Portland Avenue House Renovation
The BICF contributed to the Hosea’s House project and identified it as one of the largest projects in the foundation’s history. Under the direction of Karen McKechnie and Stonehenge Construction, the BICF called out to volunteers for help with all of the interior work, including plumbing, electrical work, heating and cooling, appliances, interior decorating, etc.
M&H Custom Cabinets donated brand-new cabinets, Signature Countertops donated granite countertops for the kitchen, and Sam Kinnaird’s Flooring and Granite provided hardwood floors at cost, while other BIA members donated their time, products and services for the good of the community.

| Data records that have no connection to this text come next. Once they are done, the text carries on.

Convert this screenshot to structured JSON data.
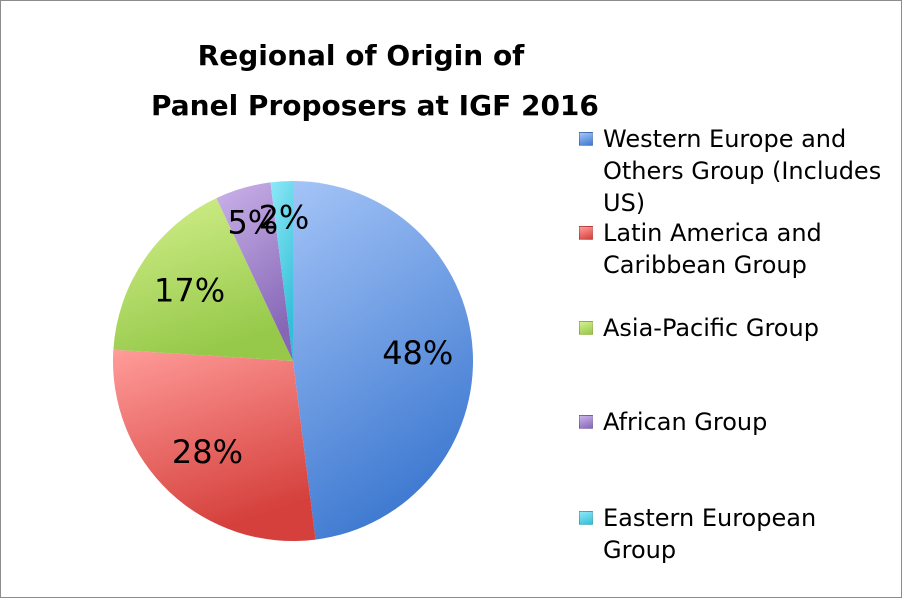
{
  "chart_data": {
    "type": "pie",
    "title_lines": [
      "Regional of Origin of",
      "Panel Proposers at IGF 2016"
    ],
    "slices": [
      {
        "label": "Western Europe and Others Group (Includes US)",
        "value": 48,
        "value_label": "48%",
        "color_light": "#a4c4f7",
        "color_dark": "#3f7ad1"
      },
      {
        "label": "Latin America and Caribbean Group",
        "value": 28,
        "value_label": "28%",
        "color_light": "#ff9c9a",
        "color_dark": "#d5403c"
      },
      {
        "label": "Asia-Pacific Group",
        "value": 17,
        "value_label": "17%",
        "color_light": "#d4f08d",
        "color_dark": "#96c94a"
      },
      {
        "label": "African Group",
        "value": 5,
        "value_label": "5%",
        "color_light": "#cbb3ea",
        "color_dark": "#8667b6"
      },
      {
        "label": "Eastern European Group",
        "value": 2,
        "value_label": "2%",
        "color_light": "#8ee8f7",
        "color_dark": "#33bfd9"
      }
    ],
    "legend_position": "right"
  }
}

When working on donated time, the challenge is getting the project done in a timely manner. While the renovations took two years instead of the one-year goal, the association, along with private donations and Hosea’s House’s independent fundraising efforts, combined to bring Oechsli’s vision to life.“
We could not have done that house if people had not given their services, their time and their resources,” Oechsli said. “We had private donors and churches and foundations that supported us as well — paid for the air conditioners; GE appliances gave us all brand-new appliances for the house. We were blessed in many areas.”
The end product went above and beyond to make a dream home for Hosea’s House residents.

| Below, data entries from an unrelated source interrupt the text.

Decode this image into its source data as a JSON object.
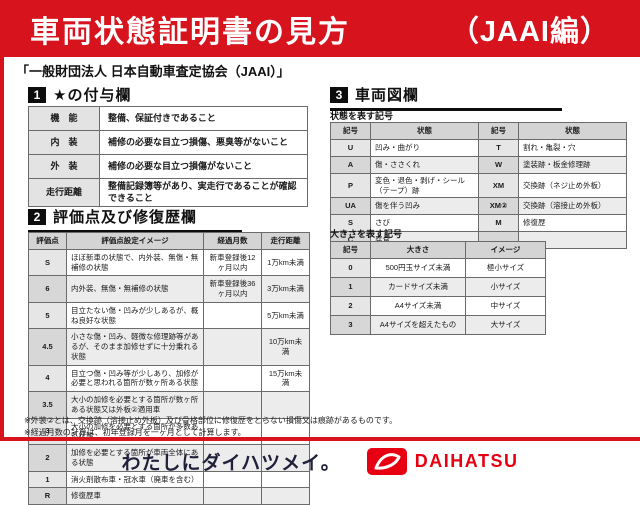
{
  "header": {
    "title": "車両状態証明書の見方",
    "edition": "（JAAI編）"
  },
  "association_line": "「一般財団法人 日本自動車査定協会（JAAI）」",
  "section1": {
    "number": "1",
    "title": "★の付与欄",
    "rows": [
      [
        "機　能",
        "整備、保証付きであること"
      ],
      [
        "内　装",
        "補修の必要な目立つ損傷、悪臭等がないこと"
      ],
      [
        "外　装",
        "補修の必要な目立つ損傷がないこと"
      ],
      [
        "走行距離",
        "整備記録簿等があり、実走行であることが確認できること"
      ]
    ]
  },
  "section2": {
    "number": "2",
    "title": "評価点及び修復歴欄",
    "headers": [
      "評価点",
      "評価点設定イメージ",
      "経過月数",
      "走行距離"
    ],
    "rows": [
      [
        "S",
        "ほぼ新車の状態で、内外装、無傷・無補修の状態",
        "新車登録後12ヶ月以内",
        "1万km未満"
      ],
      [
        "6",
        "内外装、無傷・無補修の状態",
        "新車登録後36ヶ月以内",
        "3万km未満"
      ],
      [
        "5",
        "目立たない傷・凹みが少しあるが、概ね良好な状態",
        "",
        "5万km未満"
      ],
      [
        "4.5",
        "小さな傷・凹み、軽微な修理跡等があるが、そのまま加修せずに十分乗れる状態",
        "",
        "10万km未満"
      ],
      [
        "4",
        "目立つ傷・凹み等が少しあり、加修が必要と思われる箇所が数ヶ所ある状態",
        "",
        "15万km未満"
      ],
      [
        "3.5",
        "大小の加修を必要とする箇所が数ヶ所ある状態又は外板②適用車",
        "",
        ""
      ],
      [
        "3",
        "大小の加修を必要とする箇所が多数ある状態",
        "",
        ""
      ],
      [
        "2",
        "加修を必要とする箇所が車両全体にある状態",
        "",
        ""
      ],
      [
        "1",
        "消火剤散布車・冠水車（廃車を含む）",
        "",
        ""
      ],
      [
        "R",
        "修復歴車",
        "",
        ""
      ]
    ]
  },
  "section3": {
    "number": "3",
    "title": "車両図欄",
    "condition": {
      "label": "状態を表す記号",
      "headers": [
        "記号",
        "状態",
        "記号",
        "状態"
      ],
      "rows": [
        [
          "U",
          "凹み・曲がり",
          "T",
          "割れ・亀裂・穴"
        ],
        [
          "A",
          "傷・ささくれ",
          "W",
          "塗装跡・板金修理跡"
        ],
        [
          "P",
          "変色・退色・剥げ・シール（テープ）跡",
          "XM",
          "交換跡（ネジ止め外板）"
        ],
        [
          "UA",
          "傷を伴う凹み",
          "XM②",
          "交換跡（溶接止め外板）"
        ],
        [
          "S",
          "さび",
          "M",
          "修復歴"
        ],
        [
          "C",
          "腐食",
          "",
          ""
        ]
      ]
    },
    "size": {
      "label": "大きさを表す記号",
      "headers": [
        "記号",
        "大きさ",
        "イメージ"
      ],
      "rows": [
        [
          "0",
          "500円玉サイズ未満",
          "極小サイズ"
        ],
        [
          "1",
          "カードサイズ未満",
          "小サイズ"
        ],
        [
          "2",
          "A4サイズ未満",
          "中サイズ"
        ],
        [
          "3",
          "A4サイズを超えたもの",
          "大サイズ"
        ]
      ]
    }
  },
  "notes": [
    "※外装②とは、交換跡（溶接止め外板）及び骨格部位に修復歴をとらない損傷又は痕跡があるものです。",
    "※経過月数の計算は、初年登録月を一ヶ月として計算します。"
  ],
  "footer": {
    "slogan": "わたしにダイハツメイ。",
    "brand": "DAIHATSU"
  },
  "colors": {
    "header_red": "#d7141e",
    "brand_red": "#e60012",
    "number_box": "#0d0d0d"
  }
}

“Some of the girls have said that they’ve never had anything so nice,” said McKechnie, BIA vice president. “When the girls come in and they see it, they’re just like this is the nicest place they’ve ever been in.”
Oechsli said the residents of Hosea’s House work to foster community. While they do have ample space for privacy, the use of communal spaces like the kitchen and living areas is encouraged. They take turns cooking meals for one another. On Sunday, a family plans the menu for the week and on Monday they do the shopping. Everything is shared to reconstruct and reinforce a family-like atmosphere. The goal is to help these women understand that they are loved and cherished, and a home they love and care for helps to solidify that message.

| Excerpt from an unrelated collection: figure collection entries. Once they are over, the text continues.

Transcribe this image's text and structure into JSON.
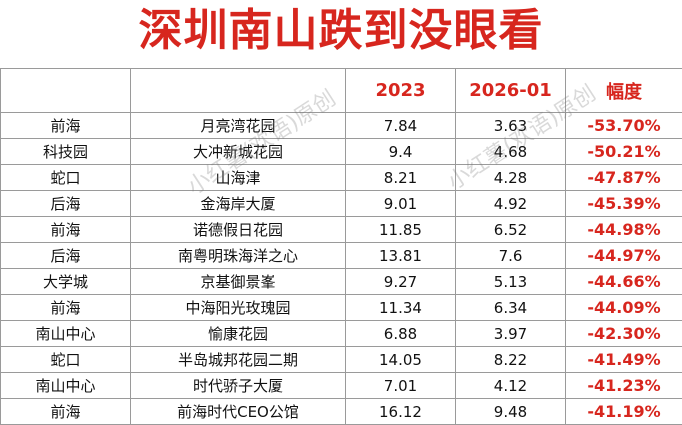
{
  "title": "深圳南山跌到没眼看",
  "watermark": "小红薯(欢语)原创",
  "table": {
    "header": [
      "2023",
      "2026-01",
      "幅度"
    ],
    "rows": [
      [
        "前海",
        "月亮湾花园",
        "7.84",
        "3.63",
        "-53.70%"
      ],
      [
        "科技园",
        "大冲新城花园",
        "9.4",
        "4.68",
        "-50.21%"
      ],
      [
        "蛇口",
        "山海津",
        "8.21",
        "4.28",
        "-47.87%"
      ],
      [
        "后海",
        "金海岸大厦",
        "9.01",
        "4.92",
        "-45.39%"
      ],
      [
        "前海",
        "诺德假日花园",
        "11.85",
        "6.52",
        "-44.98%"
      ],
      [
        "后海",
        "南粤明珠海洋之心",
        "13.81",
        "7.6",
        "-44.97%"
      ],
      [
        "大学城",
        "京基御景峯",
        "9.27",
        "5.13",
        "-44.66%"
      ],
      [
        "前海",
        "中海阳光玫瑰园",
        "11.34",
        "6.34",
        "-44.09%"
      ],
      [
        "南山中心",
        "愉康花园",
        "6.88",
        "3.97",
        "-42.30%"
      ],
      [
        "蛇口",
        "半岛城邦花园二期",
        "14.05",
        "8.22",
        "-41.49%"
      ],
      [
        "南山中心",
        "时代骄子大厦",
        "7.01",
        "4.12",
        "-41.23%"
      ],
      [
        "前海",
        "前海时代CEO公馆",
        "16.12",
        "9.48",
        "-41.19%"
      ]
    ]
  }
}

“Our house is always clean because they are proud of it, and that’s what I feel is life-changing because they start to see and start to believe,” Oechsli noted.
Acts of Kindness, Large and Small
Hosea’s House isn’t a mass operation that funnels large numbers of families and churns them back into the world. The mission is labor-intensive. It’s a long-term commitment. It focuses on a few families who are willing to put in the work to change their lives for the better.
The residents can live in Hosea’s House for up to two years. Once they graduate from the program, they can move back to the old Hosea’s House on 26th and Montgomery, which is being turned back into a duplex to better simulate life in their new environment, for another year.
“Our motto is one woman, one family at a time, in Jesus’ name, and that’s what we focus on — helping one family,” explained Oechsli. “If we can help one family, then for generations that has a huge impact.”
And one BIA member donated much more than time and cabinets to impact these families lives in a positive way.
“It was really amazing working with the BIA and the people that we got to meet through that, I will say, that’s been some of our treasured relationships. Pat Ballard from M&H Cabinets, he is just a continued blessing,” said Oechsli. “The first day we moved into our new home, he loaded our house down with groceries. It was just such a blessing, and the women see that strangers care. And through that relationship he’s stayed connected with us.”
The BIA network is large and has a lot of resources and opportunities to give back to the Louisville community. The BICF already takes on many projects for charity like the Playhouses, Miracle League, Harbor House and several others, but McKechnie believes the association can expand on philanthropic efforts if everyone was willing to chip in. She said many of the BIA membership companies aren’t aware of what the association does in the background.
“If every company would just donate a little bit, this world would be an amazing place,” she said.